LGBTQ+ Asylum Claimants as Intimate Citizens and the Rise of Homonationalism: Transnational Intersections of Memory, Place and Media
Authors: Pullen, C.
Conference: ASEN Conference 2024: Nationalism and Memory
Dates: 9-11 April 2024
Abstract:LGBTQ+ asylum claimants appear stateless, as the homeland nation state often appears as a site of historical trauma, persecution, and vulnerability, while the desired new homeland too can be experienced as an alien landscape, even if it appears to offer rescue, harbour and potentially salvation. However, when identifying with new homelands LGBTQ+ asylum claimants, often exhibit a sense of ‘intimate/sexual citizenship’ (see Evans 1993; Plummer 2003), framing emotional senses of belonging, that appear as transnational, hybridising culture (see Bhabha 1994). Despite this, the rise of ‘homonationalism’ (Puar 2013) a biopolitical shift that encodes LGBTQ+ rights in many western constitutions (and may be co-opted by the right wing), problematizes notions of citizenship equality for non-western queer citizens.
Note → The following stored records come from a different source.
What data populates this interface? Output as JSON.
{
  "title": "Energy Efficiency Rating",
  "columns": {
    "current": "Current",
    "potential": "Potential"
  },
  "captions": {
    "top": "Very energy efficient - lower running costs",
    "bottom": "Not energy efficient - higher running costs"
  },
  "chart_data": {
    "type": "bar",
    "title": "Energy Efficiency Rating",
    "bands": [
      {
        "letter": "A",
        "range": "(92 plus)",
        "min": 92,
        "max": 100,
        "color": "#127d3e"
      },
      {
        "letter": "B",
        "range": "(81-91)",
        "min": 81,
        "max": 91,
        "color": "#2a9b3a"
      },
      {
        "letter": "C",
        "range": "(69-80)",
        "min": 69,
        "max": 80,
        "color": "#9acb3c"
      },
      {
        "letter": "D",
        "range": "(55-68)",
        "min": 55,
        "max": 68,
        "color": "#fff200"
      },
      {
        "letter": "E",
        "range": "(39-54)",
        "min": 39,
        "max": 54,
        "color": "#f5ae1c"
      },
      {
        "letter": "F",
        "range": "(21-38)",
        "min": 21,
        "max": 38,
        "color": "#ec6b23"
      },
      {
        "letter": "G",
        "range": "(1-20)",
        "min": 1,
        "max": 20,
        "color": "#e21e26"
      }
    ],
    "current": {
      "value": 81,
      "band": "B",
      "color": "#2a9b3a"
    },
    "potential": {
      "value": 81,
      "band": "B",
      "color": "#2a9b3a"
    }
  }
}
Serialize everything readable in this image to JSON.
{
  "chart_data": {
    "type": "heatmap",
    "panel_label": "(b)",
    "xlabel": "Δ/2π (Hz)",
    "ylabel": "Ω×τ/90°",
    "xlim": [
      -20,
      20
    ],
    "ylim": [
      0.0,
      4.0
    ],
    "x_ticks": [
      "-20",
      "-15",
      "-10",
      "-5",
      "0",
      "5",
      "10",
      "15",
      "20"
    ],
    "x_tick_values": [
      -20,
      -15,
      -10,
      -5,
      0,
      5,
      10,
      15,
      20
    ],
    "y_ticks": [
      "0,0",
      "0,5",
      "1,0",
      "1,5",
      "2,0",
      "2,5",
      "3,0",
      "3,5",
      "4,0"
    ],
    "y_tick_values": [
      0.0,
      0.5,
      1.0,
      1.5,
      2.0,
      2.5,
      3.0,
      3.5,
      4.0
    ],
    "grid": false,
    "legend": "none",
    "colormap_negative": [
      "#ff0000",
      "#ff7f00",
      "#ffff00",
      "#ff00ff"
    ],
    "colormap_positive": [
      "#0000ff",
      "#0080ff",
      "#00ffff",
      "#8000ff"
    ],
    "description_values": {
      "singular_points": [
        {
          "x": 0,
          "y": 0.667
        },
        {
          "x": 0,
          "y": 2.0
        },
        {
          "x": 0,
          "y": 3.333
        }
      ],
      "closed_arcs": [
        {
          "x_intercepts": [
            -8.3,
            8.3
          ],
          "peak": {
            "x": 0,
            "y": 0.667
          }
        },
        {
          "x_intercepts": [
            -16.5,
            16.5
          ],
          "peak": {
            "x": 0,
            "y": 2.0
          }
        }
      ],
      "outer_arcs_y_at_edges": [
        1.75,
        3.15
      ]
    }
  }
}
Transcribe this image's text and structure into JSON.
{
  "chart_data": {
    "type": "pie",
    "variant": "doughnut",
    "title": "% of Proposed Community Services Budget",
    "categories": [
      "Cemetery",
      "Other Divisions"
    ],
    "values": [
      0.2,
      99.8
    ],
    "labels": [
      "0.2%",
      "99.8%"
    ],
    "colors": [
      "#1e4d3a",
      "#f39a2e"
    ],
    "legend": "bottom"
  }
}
Drawing evidence from interviews with LGBTQ+ asylum claimants who engaged with regional NGOs in the UK (Pullen and Franklin 2023), and framing documentary media representations within Flee (Jonas Poher-Rasmussen 2021) and Jihad for Love (Parvez Sharma 2008), this paper frames the narrative construction of memory for the LGBTQ+ asylum claimant, in defining their citizenship identity. While the data from the interviews and the representational world of the documentary media texts, appear to frame a transnational ideology, in creating a holistic vision of the LGBTQ+ asylum claimant, we are presented not so much with a transformative hybrid vision of citizenship, but more of a fluid reality. A sense of being and becoming (Deleuze 1994) is present, counterpointing a nostalgia for the homeland in contrast to their new lived reality, while critiquing the spectre of homonationalism.